Actually I have no trouble with their listing my sister Amy as a bit closer to our Aunt Betty and our father's cousin Herb. Such is the randomness of DNA. But I was very surprised to see the relationships listed next to my red arrow. FTDNA thinks Amy is Aunt Betty's grandparent, grandchild or half-sibling, while it thinks that Sarajoy and I are her "Aunt/Uncle, Niece/Nephew." But ever since we began looking at autosmal relationship charts, we have been told that all these show matches of about 25%. No one has ever made a distinction between the relationships suggested for Amy and those suggested for Sarajoy and me! Did I sleep through that too?
I switched the data display to "Relationship Range" and got what the FTDNA match page shows, including the remotes. And it continues to ignore the known relationships.
When I set the display to "Total Centimorgans," it gave those to the tenth decimal point, even though the last four-to-six digits were zero in every case. I cannot imagine whom is served by that supposed degree of accuracy, especially since in larger matricies, it makes it impossibly wide.
The fourth data display - the one that does not appear in the FAQ - is "In Common With Members." As best I can tell, it lists everyone who matches all nine of us (about 125 people), with the relationship to each. Again, the remotes are counted but left blank.

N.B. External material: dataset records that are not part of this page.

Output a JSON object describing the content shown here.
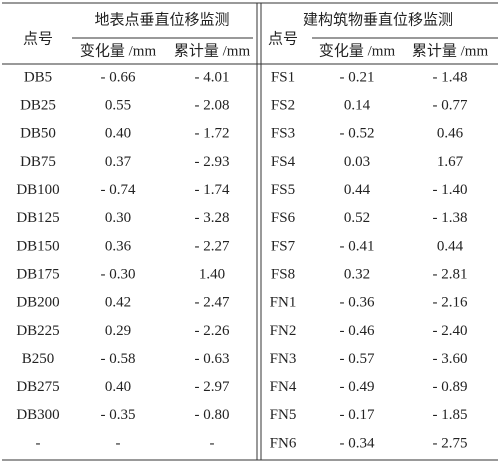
{
  "table": {
    "left": {
      "point_header": "点号",
      "group_header": "地表点垂直位移监测",
      "subheaders": [
        "变化量 /mm",
        "累计量 /mm"
      ]
    },
    "right": {
      "point_header": "点号",
      "group_header": "建构筑物垂直位移监测",
      "subheaders": [
        "变化量 /mm",
        "累计量 /mm"
      ]
    },
    "rows": [
      [
        "DB5",
        "- 0.66",
        "- 4.01",
        "FS1",
        "- 0.21",
        "- 1.48"
      ],
      [
        "DB25",
        "0.55",
        "- 2.08",
        "FS2",
        "0.14",
        "- 0.77"
      ],
      [
        "DB50",
        "0.40",
        "- 1.72",
        "FS3",
        "- 0.52",
        "0.46"
      ],
      [
        "DB75",
        "0.37",
        "- 2.93",
        "FS4",
        "0.03",
        "1.67"
      ],
      [
        "DB100",
        "- 0.74",
        "- 1.74",
        "FS5",
        "0.44",
        "- 1.40"
      ],
      [
        "DB125",
        "0.30",
        "- 3.28",
        "FS6",
        "0.52",
        "- 1.38"
      ],
      [
        "DB150",
        "0.36",
        "- 2.27",
        "FS7",
        "- 0.41",
        "0.44"
      ],
      [
        "DB175",
        "- 0.30",
        "1.40",
        "FS8",
        "0.32",
        "- 2.81"
      ],
      [
        "DB200",
        "0.42",
        "- 2.47",
        "FN1",
        "- 0.36",
        "- 2.16"
      ],
      [
        "DB225",
        "0.29",
        "- 2.26",
        "FN2",
        "- 0.46",
        "- 2.40"
      ],
      [
        "B250",
        "- 0.58",
        "- 0.63",
        "FN3",
        "- 0.57",
        "- 3.60"
      ],
      [
        "DB275",
        "0.40",
        "- 2.97",
        "FN4",
        "- 0.49",
        "- 0.89"
      ],
      [
        "DB300",
        "- 0.35",
        "- 0.80",
        "FN5",
        "- 0.17",
        "- 1.85"
      ],
      [
        "-",
        "-",
        "-",
        "FN6",
        "- 0.34",
        "- 2.75"
      ]
    ]
  }
}
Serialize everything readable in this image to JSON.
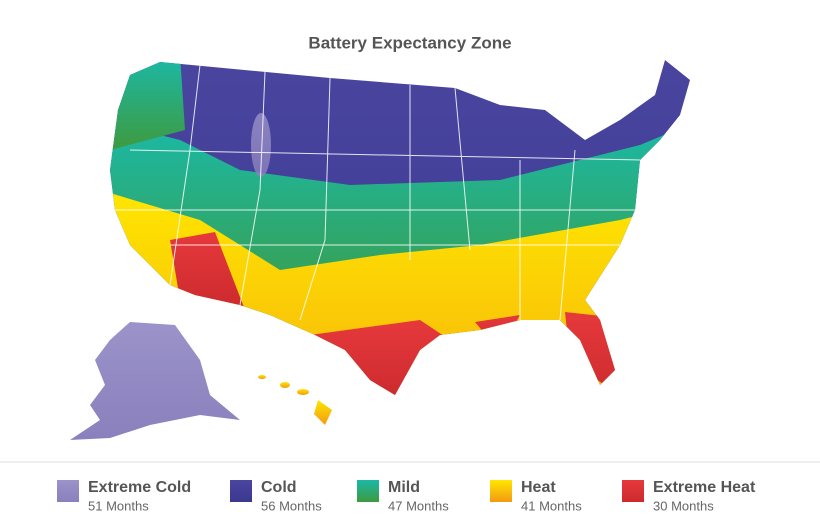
{
  "title": "Battery Expectancy Zone",
  "legend": [
    {
      "label": "Extreme Cold",
      "sublabel": "51 Months",
      "colors": [
        "#9b93c9",
        "#8a80bd"
      ]
    },
    {
      "label": "Cold",
      "sublabel": "56 Months",
      "colors": [
        "#4a46a0",
        "#3b3890"
      ]
    },
    {
      "label": "Mild",
      "sublabel": "47 Months",
      "colors": [
        "#1ab9a8",
        "#3f9a3e"
      ]
    },
    {
      "label": "Heat",
      "sublabel": "41 Months",
      "colors": [
        "#ffe600",
        "#f29a12"
      ]
    },
    {
      "label": "Extreme Heat",
      "sublabel": "30 Months",
      "colors": [
        "#e6393c",
        "#cc2a2e"
      ]
    }
  ]
}
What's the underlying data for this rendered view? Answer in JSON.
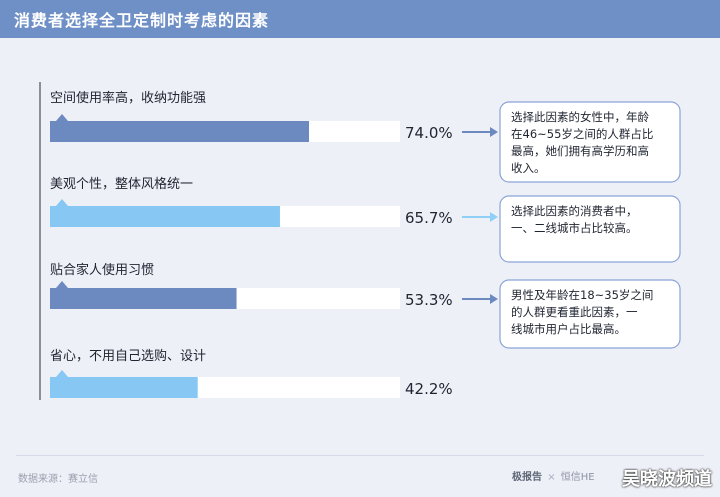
{
  "title": "消费者选择全卫定制时考虑的因素",
  "colors": {
    "header": "#6f90c6",
    "bar_dark": "#6c89c0",
    "bar_light": "#86c7f3",
    "bar_track": "#ffffff",
    "note_border": "#8ba3d6",
    "arrow_dark": "#6c89c0",
    "arrow_light": "#8fd0f7",
    "background": "#eef0f8"
  },
  "chart_data": {
    "type": "bar",
    "orientation": "horizontal",
    "xlim": [
      0,
      100
    ],
    "categories": [
      "空间使用率高，收纳功能强",
      "美观个性，整体风格统一",
      "贴合家人使用习惯",
      "省心，不用自己选购、设计"
    ],
    "values": [
      74.0,
      65.7,
      53.3,
      42.2
    ],
    "value_labels": [
      "74.0%",
      "65.7%",
      "53.3%",
      "42.2%"
    ],
    "bar_colors": [
      "#6c89c0",
      "#86c7f3",
      "#6c89c0",
      "#86c7f3"
    ],
    "annotations": [
      {
        "category_index": 0,
        "lines": [
          "选择此因素的女性中，年龄",
          "在46~55岁之间的人群占比",
          "最高，她们拥有高学历和高",
          "收入。"
        ],
        "arrow_color": "#6c89c0"
      },
      {
        "category_index": 1,
        "lines": [
          "选择此因素的消费者中，",
          "一、二线城市占比较高。"
        ],
        "arrow_color": "#8fd0f7"
      },
      {
        "category_index": 2,
        "lines": [
          "男性及年龄在18~35岁之间",
          "的人群更看重此因素，一",
          "线城市用户占比最高。"
        ],
        "arrow_color": "#6c89c0"
      }
    ]
  },
  "footer": {
    "source": "数据来源：赛立信",
    "brand_1": "极报告",
    "brand_sep": "×",
    "brand_2": "恒信HE"
  },
  "watermark": "吴晓波频道"
}
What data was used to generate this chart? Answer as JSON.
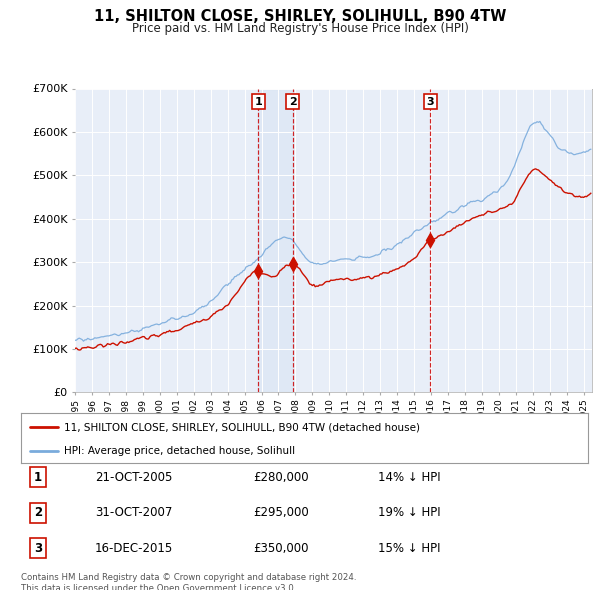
{
  "title": "11, SHILTON CLOSE, SHIRLEY, SOLIHULL, B90 4TW",
  "subtitle": "Price paid vs. HM Land Registry's House Price Index (HPI)",
  "ylim": [
    0,
    700000
  ],
  "yticks": [
    0,
    100000,
    200000,
    300000,
    400000,
    500000,
    600000,
    700000
  ],
  "ytick_labels": [
    "£0",
    "£100K",
    "£200K",
    "£300K",
    "£400K",
    "£500K",
    "£600K",
    "£700K"
  ],
  "xlim_start": 1995.0,
  "xlim_end": 2025.5,
  "background_color": "#ffffff",
  "plot_bg_color": "#e8eef8",
  "grid_color": "#ffffff",
  "sale_dates": [
    2005.81,
    2007.83,
    2015.96
  ],
  "sale_prices": [
    280000,
    295000,
    350000
  ],
  "sale_labels": [
    "1",
    "2",
    "3"
  ],
  "sale_info": [
    {
      "num": "1",
      "date": "21-OCT-2005",
      "price": "£280,000",
      "hpi": "14% ↓ HPI"
    },
    {
      "num": "2",
      "date": "31-OCT-2007",
      "price": "£295,000",
      "hpi": "19% ↓ HPI"
    },
    {
      "num": "3",
      "date": "16-DEC-2015",
      "price": "£350,000",
      "hpi": "15% ↓ HPI"
    }
  ],
  "hpi_line_color": "#7aabdc",
  "price_line_color": "#cc1100",
  "vline_color": "#cc0000",
  "legend_label_red": "11, SHILTON CLOSE, SHIRLEY, SOLIHULL, B90 4TW (detached house)",
  "legend_label_blue": "HPI: Average price, detached house, Solihull",
  "footer": "Contains HM Land Registry data © Crown copyright and database right 2024.\nThis data is licensed under the Open Government Licence v3.0."
}
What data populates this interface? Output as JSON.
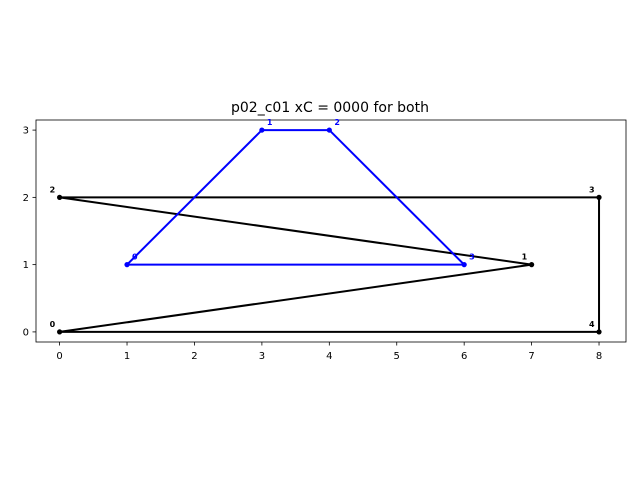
{
  "chart_data": {
    "type": "line",
    "title": "p02_c01 xC = 0000 for both",
    "xlabel": "",
    "ylabel": "",
    "xlim": [
      -0.35,
      8.4
    ],
    "ylim": [
      -0.15,
      3.15
    ],
    "xticks": [
      0,
      1,
      2,
      3,
      4,
      5,
      6,
      7,
      8
    ],
    "yticks": [
      0,
      1,
      2,
      3
    ],
    "grid": false,
    "series": [
      {
        "color": "#000000",
        "closed": true,
        "points": [
          {
            "label": "0",
            "x": 0,
            "y": 0
          },
          {
            "label": "1",
            "x": 7,
            "y": 1
          },
          {
            "label": "2",
            "x": 0,
            "y": 2
          },
          {
            "label": "3",
            "x": 8,
            "y": 2
          },
          {
            "label": "4",
            "x": 8,
            "y": 0
          }
        ]
      },
      {
        "color": "#0000ff",
        "closed": true,
        "points": [
          {
            "label": "0",
            "x": 1,
            "y": 1
          },
          {
            "label": "1",
            "x": 3,
            "y": 3
          },
          {
            "label": "2",
            "x": 4,
            "y": 3
          },
          {
            "label": "3",
            "x": 6,
            "y": 1
          }
        ]
      }
    ]
  }
}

The Pickholtz Surname project has about sixty members, about half of whom are actual Pikholz descendants. In order to test the limits of the matrix, I selected forty-five members and displayed by relationship. Here is the result. I had to shrink the page substantially in order to present it here, but you really are not supposed to look at so many all at once.
A bigger problem is that there does not seem to be any way to save a matrix other than as a screen shot. So if I want to make a modification tomorrow or next week, I have to rebuild the entire matrix from scratch, a very cumbersome process.
Roberta says she would really like "the ability to simply generate a file that downloads to a spreadsheet with a match matrix for everyone in the project."
As for me, I think there should be a way to associate some of these families together as a way to get a handle on the complexities of the matches.